Bill Van Buren - Producer/Designer

Like a guest at the dinner party in Bunuels "The Exterminating Angel," Bill signed on for a short stint to help ship Half-Life and found himself unable to leave. Bills pre-Valve experience includes positions at Starwave and Microsoft where he was responsible for art and design direction, production management, and creating art, animation, and the odd bit of music.

Robin Walker - Design Manager

Robin Walker co-wrote the hugely popular Quake mod Team Fortress, before being assimilated when Valve acquired Team Fortress Software. Since that time, he has been responsible for design, code, and management on various Valve products.

Josh Weier - Software Developer

Hailing from Wisconsin, where he worked on multiple FPS titles with Raven Software, Josh now finds himself in the ever-raining Seattle. But at least it doesn't snow. Most of his days are spent holed up in an office with Steve Bond designing new encounters, creating special effects, and using his whiteboard as a canvas for a wide variety of strange and badly drawn characters. Don't get him started about "treasure games" and be sure to make fun of how young he is, because he really gets a kick out of it.

Doug Wood - Animator

Doug joined Valve in 1997 and has been working on the Half-Life series ever since. Before Valve, Doug worked at 3Drealms where he worked on Duke-Nukem 3D and Prey. He has been working in the gaming industry since 1994.

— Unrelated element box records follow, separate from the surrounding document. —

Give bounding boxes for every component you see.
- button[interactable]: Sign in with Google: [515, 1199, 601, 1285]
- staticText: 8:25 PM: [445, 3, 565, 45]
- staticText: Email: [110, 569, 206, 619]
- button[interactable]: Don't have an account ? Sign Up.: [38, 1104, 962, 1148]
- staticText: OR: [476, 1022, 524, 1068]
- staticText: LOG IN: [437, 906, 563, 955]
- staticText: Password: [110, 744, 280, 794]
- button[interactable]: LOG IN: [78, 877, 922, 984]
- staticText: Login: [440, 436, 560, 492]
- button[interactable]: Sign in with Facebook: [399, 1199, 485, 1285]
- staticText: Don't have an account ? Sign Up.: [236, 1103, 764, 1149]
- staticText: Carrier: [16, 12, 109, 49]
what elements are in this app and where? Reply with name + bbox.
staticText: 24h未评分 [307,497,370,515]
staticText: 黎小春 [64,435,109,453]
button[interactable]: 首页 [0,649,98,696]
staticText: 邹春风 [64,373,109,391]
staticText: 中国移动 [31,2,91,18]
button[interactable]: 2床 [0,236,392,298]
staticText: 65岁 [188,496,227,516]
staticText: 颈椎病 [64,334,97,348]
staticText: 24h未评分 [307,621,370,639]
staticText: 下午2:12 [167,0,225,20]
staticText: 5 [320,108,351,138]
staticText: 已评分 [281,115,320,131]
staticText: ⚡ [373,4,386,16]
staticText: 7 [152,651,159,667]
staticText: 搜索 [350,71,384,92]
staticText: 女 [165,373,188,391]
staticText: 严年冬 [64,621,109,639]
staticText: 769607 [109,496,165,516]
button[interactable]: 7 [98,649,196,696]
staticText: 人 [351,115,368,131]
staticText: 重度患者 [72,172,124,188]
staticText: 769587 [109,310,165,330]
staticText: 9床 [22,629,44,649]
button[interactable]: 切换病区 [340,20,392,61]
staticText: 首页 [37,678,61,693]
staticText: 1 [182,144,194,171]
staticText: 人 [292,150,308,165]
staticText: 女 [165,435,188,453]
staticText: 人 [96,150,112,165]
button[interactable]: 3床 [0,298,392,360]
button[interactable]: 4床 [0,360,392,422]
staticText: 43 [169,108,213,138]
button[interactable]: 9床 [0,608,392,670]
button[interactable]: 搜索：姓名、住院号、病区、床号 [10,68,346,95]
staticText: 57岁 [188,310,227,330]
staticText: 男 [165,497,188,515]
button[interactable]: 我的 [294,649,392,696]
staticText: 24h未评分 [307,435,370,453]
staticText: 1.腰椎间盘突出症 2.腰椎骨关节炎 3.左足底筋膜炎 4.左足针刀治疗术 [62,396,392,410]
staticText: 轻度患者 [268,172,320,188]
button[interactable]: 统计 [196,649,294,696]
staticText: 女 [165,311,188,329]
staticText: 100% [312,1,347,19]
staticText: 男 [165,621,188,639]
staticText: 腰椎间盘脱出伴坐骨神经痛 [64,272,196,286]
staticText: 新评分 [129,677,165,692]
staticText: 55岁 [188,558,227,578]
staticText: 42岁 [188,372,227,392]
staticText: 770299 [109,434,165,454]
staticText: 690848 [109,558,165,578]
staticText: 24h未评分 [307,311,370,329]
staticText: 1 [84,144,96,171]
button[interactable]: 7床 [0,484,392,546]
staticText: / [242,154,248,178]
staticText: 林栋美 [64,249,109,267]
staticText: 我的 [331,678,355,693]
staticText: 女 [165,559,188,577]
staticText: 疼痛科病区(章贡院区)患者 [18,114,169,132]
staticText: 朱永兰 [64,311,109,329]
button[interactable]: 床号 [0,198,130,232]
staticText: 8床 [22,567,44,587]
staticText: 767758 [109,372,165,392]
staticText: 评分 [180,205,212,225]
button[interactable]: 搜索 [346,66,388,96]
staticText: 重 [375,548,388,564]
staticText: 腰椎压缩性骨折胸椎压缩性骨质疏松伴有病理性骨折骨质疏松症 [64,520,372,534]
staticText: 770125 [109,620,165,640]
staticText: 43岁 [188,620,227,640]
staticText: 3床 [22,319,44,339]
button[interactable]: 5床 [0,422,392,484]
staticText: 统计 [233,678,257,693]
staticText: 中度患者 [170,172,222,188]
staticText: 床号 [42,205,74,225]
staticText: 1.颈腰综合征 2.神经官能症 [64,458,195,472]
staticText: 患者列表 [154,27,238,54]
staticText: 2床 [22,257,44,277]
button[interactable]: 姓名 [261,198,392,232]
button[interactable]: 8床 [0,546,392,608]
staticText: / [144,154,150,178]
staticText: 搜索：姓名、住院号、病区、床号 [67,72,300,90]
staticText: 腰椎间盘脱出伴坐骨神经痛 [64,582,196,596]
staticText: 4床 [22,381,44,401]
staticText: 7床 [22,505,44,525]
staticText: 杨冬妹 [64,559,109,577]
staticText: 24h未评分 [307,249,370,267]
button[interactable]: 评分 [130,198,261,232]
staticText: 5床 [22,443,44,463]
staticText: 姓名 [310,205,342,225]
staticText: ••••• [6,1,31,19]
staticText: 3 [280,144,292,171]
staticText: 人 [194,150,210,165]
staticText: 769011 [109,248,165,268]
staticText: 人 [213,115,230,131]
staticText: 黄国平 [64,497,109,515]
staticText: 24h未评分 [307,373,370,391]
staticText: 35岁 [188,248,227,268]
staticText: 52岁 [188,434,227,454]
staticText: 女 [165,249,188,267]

Matt T. Wood - Level Designer

Matt found his passion for making games by way of creating maps for Doom and Duke Nukem 3D. In 1997 he was hired by 3D Realms Entertainment to work as the lead level designer on their first full 3d game Prey (after the original team left). He later moved onto 3D Realms's Duke Nukem Forever as a level designer at first and soon transitioned into lead modeler/animator. At Valve, Matt is again back to level design where he (among other things) works with the 'choreo' team designing and creating scripted scenes for the Half-Life universe.